A report from Franklin Templeton Investment explains how emerging markets have become more robust against systemic shocks

Investors concerned about emerging markets need not worry about contagion and widespread collapse, especially since past lessons have made them stronger.

A topic paper entitled “Emerging Markets: Mapping the Opportunities,” prepared by economists at Franklin Templeton Investments, explains that historical crises have provided valuable experience for emerging markets.

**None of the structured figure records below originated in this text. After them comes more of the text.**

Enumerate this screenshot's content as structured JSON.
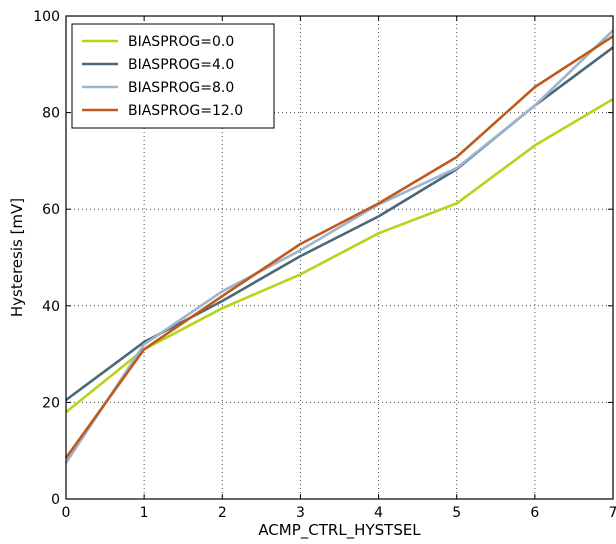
{
  "chart_data": {
    "type": "line",
    "title": "",
    "xlabel": "ACMP_CTRL_HYSTSEL",
    "ylabel": "Hysteresis [mV]",
    "xlim": [
      0,
      7
    ],
    "ylim": [
      0,
      100
    ],
    "xticks": [
      "0",
      "1",
      "2",
      "3",
      "4",
      "5",
      "6",
      "7"
    ],
    "yticks": [
      "0",
      "20",
      "40",
      "60",
      "80",
      "100"
    ],
    "grid": true,
    "legend_position": "top-left",
    "x": [
      0,
      1,
      2,
      3,
      4,
      5,
      6,
      7
    ],
    "series": [
      {
        "name": "BIASPROG=0.0",
        "color": "#b5d41a",
        "values": [
          18.0,
          31.0,
          39.5,
          46.5,
          55.0,
          61.2,
          73.2,
          82.8
        ]
      },
      {
        "name": "BIASPROG=4.0",
        "color": "#4a6878",
        "values": [
          20.5,
          32.5,
          41.0,
          50.3,
          58.5,
          68.3,
          81.5,
          93.5
        ]
      },
      {
        "name": "BIASPROG=8.0",
        "color": "#9db4cf",
        "values": [
          7.5,
          32.0,
          43.0,
          51.5,
          61.0,
          68.5,
          81.5,
          97.0
        ]
      },
      {
        "name": "BIASPROG=12.0",
        "color": "#c05a1c",
        "values": [
          8.5,
          31.0,
          42.0,
          52.8,
          61.2,
          70.8,
          85.3,
          95.8
        ]
      }
    ]
  }
}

“We’ve really evolved a long way in the emerging markets, and part of that evolution has been from the lessons learned. Now the Asian financial crisis is a great example… [T]here you had a toxic combination of pegged exchange rates combined with external debt vulnerabilities combined with macro imbalances led from an investment boom and current account deficits, and they really all came to a head in a complete collapse of exchange rates. And those, because other countries didn’t have buffers in place, quickly spread through confidence shocks throughout the entire region,” explains Dr. Michael Hasenstab, CIO, in a video interview. “The good news though is that in that process of going through such a horrific experience, policymakers have learned their lessons.”

The paper, which takes on the uncertainty many investors feel about emerging markets, discusses several other case studies of emerging market countries that have come out better than before. Mexico, for example, has adopted a flexible exchange rate, built up foreign exchange reserves reduced short-term debt, and taken on several other policy instruments to reduce their external vulnerability. Brazil also currently has a flexible exchange rate, strong foreign exchange reserves, and limited short-term debt; improvements in policy mix and structural reforms are also anticipated. Malaysia and Indonesia are also noted as emerging markets that have used past experience to shape present and future economic policy.